Berniece Ratliff and her husband were injured on May 22, 1992, in an accident caused by a negligent driver, Keli Britton. Keli had a policy issued by State Farm with a limit of $25,000, and Berniece had a policy issued by Grange Mutual which provided for higher limits and covered losses caused by underinsured motorists.
State Farm was notified of the accident the following day and, after a thorough investigation, offered the possibility of settlement. The Ratliffs consulted their attorney who wrote Grange on July 27 inquiring about his clients' UIM coverage. In response to that letter, one of Grange's claims adjusters met with the attorney on September 8 and advised the attorney that the policy required the consent of Grange prior to any settlement with State Farm.
On November 11 State Farm advised the attorney that it would settle the claim for the limit of $25,000. The attorney promptly telephoned Grange's adjuster to tell him of the offer. He followed up that conversation with a letter the following day indicating that the Ratliffs were inclined to accept the offer but wanted to preserve the UIM benefits under their own policy. He requested a reply. On November 19 the insureds met with a State Farm representative and signed a release of any claims against Britton. Their attorney did not accompany them. Mrs. Ratliff was paid $25,000 and her husband received $10,000.

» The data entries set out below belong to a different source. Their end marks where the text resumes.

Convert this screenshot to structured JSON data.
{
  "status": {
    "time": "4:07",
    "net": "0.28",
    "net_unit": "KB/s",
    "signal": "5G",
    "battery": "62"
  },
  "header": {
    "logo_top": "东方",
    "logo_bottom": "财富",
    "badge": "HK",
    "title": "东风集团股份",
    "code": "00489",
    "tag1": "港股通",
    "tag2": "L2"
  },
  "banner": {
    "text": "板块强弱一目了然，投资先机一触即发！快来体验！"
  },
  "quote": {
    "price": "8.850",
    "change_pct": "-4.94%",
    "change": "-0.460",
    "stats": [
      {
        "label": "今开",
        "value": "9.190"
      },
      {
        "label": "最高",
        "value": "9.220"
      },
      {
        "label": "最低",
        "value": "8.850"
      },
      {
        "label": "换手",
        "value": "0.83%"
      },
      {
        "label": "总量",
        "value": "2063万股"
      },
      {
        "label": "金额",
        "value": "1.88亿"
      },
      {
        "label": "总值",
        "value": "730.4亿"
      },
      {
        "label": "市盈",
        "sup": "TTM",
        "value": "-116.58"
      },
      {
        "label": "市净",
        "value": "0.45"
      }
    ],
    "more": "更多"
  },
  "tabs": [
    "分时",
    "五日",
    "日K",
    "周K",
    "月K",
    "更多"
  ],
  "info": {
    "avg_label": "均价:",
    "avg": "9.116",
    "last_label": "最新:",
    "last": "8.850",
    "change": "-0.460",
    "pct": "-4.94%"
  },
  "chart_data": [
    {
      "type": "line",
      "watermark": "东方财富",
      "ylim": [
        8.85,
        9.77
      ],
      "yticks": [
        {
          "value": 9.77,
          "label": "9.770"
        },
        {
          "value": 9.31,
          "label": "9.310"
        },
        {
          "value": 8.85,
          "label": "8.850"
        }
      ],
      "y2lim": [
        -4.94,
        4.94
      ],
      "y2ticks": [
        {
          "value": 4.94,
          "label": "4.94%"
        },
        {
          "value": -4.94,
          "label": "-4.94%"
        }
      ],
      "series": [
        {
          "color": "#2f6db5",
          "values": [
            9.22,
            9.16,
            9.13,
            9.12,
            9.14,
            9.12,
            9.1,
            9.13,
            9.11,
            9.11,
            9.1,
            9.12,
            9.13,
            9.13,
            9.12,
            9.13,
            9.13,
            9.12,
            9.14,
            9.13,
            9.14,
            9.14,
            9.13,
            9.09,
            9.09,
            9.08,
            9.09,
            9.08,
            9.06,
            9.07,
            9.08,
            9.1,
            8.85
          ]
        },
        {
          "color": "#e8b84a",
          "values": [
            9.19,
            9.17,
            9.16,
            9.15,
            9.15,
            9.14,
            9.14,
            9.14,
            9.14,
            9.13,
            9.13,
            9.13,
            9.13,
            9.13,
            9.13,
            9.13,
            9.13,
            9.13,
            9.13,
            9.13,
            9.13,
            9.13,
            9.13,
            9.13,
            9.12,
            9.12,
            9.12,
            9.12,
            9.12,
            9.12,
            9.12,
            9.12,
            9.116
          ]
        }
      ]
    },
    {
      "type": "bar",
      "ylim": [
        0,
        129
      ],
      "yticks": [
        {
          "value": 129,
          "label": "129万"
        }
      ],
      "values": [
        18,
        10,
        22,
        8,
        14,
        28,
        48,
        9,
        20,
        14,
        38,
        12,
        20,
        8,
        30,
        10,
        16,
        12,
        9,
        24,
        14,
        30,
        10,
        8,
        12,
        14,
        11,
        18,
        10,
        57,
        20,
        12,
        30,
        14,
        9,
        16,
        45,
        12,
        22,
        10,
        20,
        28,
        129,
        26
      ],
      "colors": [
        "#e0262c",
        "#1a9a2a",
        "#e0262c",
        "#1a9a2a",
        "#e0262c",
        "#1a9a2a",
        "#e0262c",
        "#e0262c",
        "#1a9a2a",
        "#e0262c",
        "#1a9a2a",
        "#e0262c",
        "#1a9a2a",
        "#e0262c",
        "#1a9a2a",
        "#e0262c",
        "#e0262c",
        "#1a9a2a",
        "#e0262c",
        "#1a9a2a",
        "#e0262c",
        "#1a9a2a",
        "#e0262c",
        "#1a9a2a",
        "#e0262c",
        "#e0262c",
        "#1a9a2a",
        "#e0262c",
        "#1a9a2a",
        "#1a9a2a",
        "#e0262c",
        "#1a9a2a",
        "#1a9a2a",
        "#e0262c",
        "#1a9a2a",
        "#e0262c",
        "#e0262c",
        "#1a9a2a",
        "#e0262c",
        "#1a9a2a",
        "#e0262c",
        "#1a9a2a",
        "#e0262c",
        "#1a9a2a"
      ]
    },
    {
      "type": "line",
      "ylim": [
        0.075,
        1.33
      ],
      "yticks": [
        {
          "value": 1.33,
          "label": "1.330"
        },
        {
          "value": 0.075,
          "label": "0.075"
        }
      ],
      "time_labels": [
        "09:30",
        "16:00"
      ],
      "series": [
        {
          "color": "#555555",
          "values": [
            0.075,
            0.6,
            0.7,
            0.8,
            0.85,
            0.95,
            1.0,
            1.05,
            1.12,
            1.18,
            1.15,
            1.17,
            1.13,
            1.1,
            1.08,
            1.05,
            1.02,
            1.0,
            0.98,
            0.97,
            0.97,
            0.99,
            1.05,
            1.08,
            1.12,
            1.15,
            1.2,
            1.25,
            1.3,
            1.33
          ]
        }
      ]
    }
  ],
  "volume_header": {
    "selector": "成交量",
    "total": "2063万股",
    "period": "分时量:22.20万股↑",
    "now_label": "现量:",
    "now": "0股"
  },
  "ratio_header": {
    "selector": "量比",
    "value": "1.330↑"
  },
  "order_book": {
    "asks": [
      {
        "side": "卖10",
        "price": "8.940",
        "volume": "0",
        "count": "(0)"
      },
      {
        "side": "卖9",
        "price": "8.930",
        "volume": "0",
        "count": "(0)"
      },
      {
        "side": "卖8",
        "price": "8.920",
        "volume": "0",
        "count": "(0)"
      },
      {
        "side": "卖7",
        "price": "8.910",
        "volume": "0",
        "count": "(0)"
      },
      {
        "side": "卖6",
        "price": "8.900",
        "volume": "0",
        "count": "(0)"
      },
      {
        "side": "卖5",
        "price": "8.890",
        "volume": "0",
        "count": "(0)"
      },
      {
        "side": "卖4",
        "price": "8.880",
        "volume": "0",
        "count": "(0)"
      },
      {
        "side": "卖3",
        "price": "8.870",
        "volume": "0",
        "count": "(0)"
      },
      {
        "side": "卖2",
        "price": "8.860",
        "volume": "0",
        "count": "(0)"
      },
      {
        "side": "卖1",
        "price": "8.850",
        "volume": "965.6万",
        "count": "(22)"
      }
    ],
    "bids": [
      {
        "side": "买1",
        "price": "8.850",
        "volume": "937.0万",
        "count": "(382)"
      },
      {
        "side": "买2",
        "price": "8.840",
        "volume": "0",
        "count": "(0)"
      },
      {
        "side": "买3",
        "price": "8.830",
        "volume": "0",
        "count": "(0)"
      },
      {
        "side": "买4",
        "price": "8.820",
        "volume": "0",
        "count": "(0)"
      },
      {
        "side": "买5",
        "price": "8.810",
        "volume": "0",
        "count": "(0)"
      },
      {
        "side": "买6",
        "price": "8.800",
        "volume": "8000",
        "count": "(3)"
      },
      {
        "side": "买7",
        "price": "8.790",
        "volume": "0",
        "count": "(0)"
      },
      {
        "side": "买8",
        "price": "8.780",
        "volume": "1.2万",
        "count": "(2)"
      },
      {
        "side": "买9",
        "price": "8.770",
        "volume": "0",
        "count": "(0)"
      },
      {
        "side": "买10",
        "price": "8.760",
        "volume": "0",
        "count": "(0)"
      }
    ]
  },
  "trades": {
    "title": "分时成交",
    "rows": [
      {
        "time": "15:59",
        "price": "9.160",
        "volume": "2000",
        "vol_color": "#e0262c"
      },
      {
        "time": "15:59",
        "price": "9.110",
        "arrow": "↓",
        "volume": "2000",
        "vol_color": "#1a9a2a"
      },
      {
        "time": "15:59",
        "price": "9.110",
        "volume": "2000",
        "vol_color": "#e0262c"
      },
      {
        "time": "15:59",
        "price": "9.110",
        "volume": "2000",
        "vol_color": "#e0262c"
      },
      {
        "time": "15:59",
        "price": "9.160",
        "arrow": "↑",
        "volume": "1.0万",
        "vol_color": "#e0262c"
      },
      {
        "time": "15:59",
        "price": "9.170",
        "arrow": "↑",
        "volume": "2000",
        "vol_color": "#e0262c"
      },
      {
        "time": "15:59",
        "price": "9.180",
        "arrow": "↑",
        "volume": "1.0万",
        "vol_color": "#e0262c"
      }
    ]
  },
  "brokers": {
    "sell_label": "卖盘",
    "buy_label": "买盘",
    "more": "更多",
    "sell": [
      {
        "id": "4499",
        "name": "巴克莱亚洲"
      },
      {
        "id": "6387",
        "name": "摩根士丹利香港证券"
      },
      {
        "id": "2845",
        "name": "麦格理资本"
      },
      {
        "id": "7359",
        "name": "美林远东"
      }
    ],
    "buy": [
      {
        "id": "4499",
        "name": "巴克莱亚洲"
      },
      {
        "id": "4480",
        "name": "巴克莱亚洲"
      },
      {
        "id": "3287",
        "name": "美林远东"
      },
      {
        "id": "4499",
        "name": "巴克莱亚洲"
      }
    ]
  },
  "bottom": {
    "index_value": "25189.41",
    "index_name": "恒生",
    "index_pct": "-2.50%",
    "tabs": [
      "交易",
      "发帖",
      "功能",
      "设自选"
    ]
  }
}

On December 7, 1993, a representative for Grange asked State Farm about further medical bills and was told that a settlement had been made. Ratliffs' attorney confirmed this. Grange thereupon denied Ratliffs' UIM claim on December 22, 1993.
The insureds filed for a declaratory judgment on May 13, 1994. Judgment was entered against Grange, and it appealed.
Grange contended that its subrogation rights were destroyed by the insureds' settlement, and it did not have sufficient time to evaluate the claim between the time it was notified of the settlement offer and the signing of the release by the Ratliffs. The lower court found that Grange had not responded within a reasonable time between the time an offer to settle was made and the time the release was signed. While only eight days had elapsed, the company had received notice of a potential settlement offer 108 days before that, as was shown by the letters from the Ratliffs' attorney. Finally, Grange knew that with the $25,000 settlement offer, the Britton policy limit was exhausted. Its lack of action voided its subrogation rights, and the judgment of the trial court finding Grange liable on the UIM coverage was affirmed.
Ratliff v. Grange Mutual Casualty Company, Appellant--No. 6-96-13--Court of Appeals of Ohio, Third District, Hardin County--February 5, 1997--691 North Eastern Reporter 2d 1136.